6
Yorum
25
Beğeni
5,0
Puan
158
Okunma
sırtımda kör bir bıçak ağzı, ucu paslı bir veda
sevmeyi bir nefes sanmıştım, yanıldım
içimdeki o görkemli kule, o fildişi inanç
kendi enkazını doğurmuştu, bu kaçıncı yıkılıştı?
keder, damarlarımda pusuya yatmış, sinsi bir sızı
hava diye çektiğim ne varsa, ciğerimden ustalıkla çaldı
aşk! hangi terazi çeker ki bu sessiz ağırlığı?
mizan kırıldı, ben kendi feryadımın kıyılarından taştım
on parmağım, on paslı kazma, tırnaklarımda dünyanın kiri
indi toprağın o dilsiz, o mühürlü hafızasına
kazdım...
çünkü, omuz diye yaslandığım o yüksek uçurumlar
bir çürüme kokusuydu ancak, bir yalanın bayat artığı
yukarıda gökyüzü değil, bir tavan çökmüştü üstüme
aşağısı ise sessizliğin o kimsesiz, o tek yönlü sokağı
üstümden geçen her ayak izi, ruhuma eklenen yeni bir milat
ve ben artık, kendi ağırlığının altında ufalanan bir hiçlik
yedi kat, dediler, masalların koynuna saklandılar
oysa burada sayılar işlemez
burası hesap tutmaz bir koyu derinlik
diri diri gömdüler beni, seviyorum dediklerim
henüz sıcakken veda sözlerim
sanki bir günahı saklar gibi
aceleyle attılar üstüme toprağı
tırnaklarımın altında ölü toprağının karası
yıkasan geçmez, dualar etsem silinmez bu karartı
bu kir değil; bu, bekletilmiş, soğutulmuş bir katran
göğüs kafesimde birikmiş, asırlık bir sükût sızısı
burası mezar değil, mezar olsa bir Fatiha süzülürdü
bir hatıra kırıntısı, bir damla gözyaşı tutunurdu toprağa
bir cenin gibi büzüldüm, o karanlık, o ilk boşluğa
göğsümde dışarının yankısı, ağzımda toprağın dilsiz tadı
nefes mi bu?

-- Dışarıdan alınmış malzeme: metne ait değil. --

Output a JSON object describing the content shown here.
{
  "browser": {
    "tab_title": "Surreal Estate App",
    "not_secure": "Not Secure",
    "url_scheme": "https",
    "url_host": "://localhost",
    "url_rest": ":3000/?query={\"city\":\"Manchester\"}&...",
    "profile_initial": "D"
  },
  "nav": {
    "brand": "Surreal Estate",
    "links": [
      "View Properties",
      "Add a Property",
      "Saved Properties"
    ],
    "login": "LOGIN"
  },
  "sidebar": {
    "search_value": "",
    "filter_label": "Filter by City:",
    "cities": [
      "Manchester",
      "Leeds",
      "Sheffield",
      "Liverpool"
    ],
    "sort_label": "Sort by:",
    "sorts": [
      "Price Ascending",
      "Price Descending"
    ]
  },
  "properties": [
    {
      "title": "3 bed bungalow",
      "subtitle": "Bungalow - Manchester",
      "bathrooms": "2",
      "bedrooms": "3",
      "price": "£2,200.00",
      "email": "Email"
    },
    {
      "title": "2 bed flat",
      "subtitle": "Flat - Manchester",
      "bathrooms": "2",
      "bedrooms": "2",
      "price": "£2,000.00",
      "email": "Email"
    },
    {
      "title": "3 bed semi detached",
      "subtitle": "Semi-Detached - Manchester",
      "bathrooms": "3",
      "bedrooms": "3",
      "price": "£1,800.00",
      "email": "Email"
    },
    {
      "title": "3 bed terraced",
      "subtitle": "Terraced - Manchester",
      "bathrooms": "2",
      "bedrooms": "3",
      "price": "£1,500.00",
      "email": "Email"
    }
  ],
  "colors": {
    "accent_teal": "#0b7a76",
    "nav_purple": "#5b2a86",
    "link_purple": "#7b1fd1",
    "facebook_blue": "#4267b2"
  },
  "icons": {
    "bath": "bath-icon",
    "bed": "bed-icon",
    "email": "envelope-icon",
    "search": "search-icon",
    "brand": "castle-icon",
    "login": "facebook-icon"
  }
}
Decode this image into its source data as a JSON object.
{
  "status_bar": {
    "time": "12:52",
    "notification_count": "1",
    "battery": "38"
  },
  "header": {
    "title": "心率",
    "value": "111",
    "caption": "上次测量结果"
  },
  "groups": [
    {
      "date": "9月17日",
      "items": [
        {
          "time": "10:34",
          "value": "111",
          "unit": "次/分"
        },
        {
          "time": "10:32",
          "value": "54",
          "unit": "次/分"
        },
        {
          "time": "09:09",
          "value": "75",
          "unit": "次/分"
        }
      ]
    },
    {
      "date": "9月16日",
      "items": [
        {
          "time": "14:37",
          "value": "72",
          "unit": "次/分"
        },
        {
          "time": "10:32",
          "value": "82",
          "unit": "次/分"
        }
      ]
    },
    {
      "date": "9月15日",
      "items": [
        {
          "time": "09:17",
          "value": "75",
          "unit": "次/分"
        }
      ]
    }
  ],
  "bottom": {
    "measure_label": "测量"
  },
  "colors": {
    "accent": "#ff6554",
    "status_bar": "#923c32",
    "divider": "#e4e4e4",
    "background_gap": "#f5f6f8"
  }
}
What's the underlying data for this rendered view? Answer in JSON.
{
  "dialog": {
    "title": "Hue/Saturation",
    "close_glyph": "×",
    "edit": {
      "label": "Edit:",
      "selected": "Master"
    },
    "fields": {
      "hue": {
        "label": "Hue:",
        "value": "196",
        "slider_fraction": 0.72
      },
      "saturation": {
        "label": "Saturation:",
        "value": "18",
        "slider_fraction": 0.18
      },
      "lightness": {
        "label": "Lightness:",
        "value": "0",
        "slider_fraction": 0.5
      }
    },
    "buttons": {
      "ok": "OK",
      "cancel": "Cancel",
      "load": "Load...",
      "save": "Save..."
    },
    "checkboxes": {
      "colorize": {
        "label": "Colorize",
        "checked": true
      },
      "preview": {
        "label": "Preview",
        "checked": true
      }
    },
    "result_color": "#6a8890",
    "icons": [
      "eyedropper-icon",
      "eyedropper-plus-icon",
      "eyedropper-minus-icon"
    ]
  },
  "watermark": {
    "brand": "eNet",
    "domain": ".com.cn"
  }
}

Yaşamak mı denir bu sancılı bekleyişe?
bilmiyorum...
ama bir şey var, derinde, en kuytuda
sessizce direnen, katilini tanıyan bir sızı
belki de insan, en çok böyle var olur
kendi cenazesine şahitlik ederek,
dünyanın üzerinden silinerek, dibe çökerek
sığınacak limanlar birer birer yanınca
kaçacak gökyüzü kalmayınca anlarmış
insan en sonunda...
kendini sağ bırakan o yalanlardan kaçıp,
kendi içine, kendi dürüst toprağına gömülürmüş
5.0
100% (10)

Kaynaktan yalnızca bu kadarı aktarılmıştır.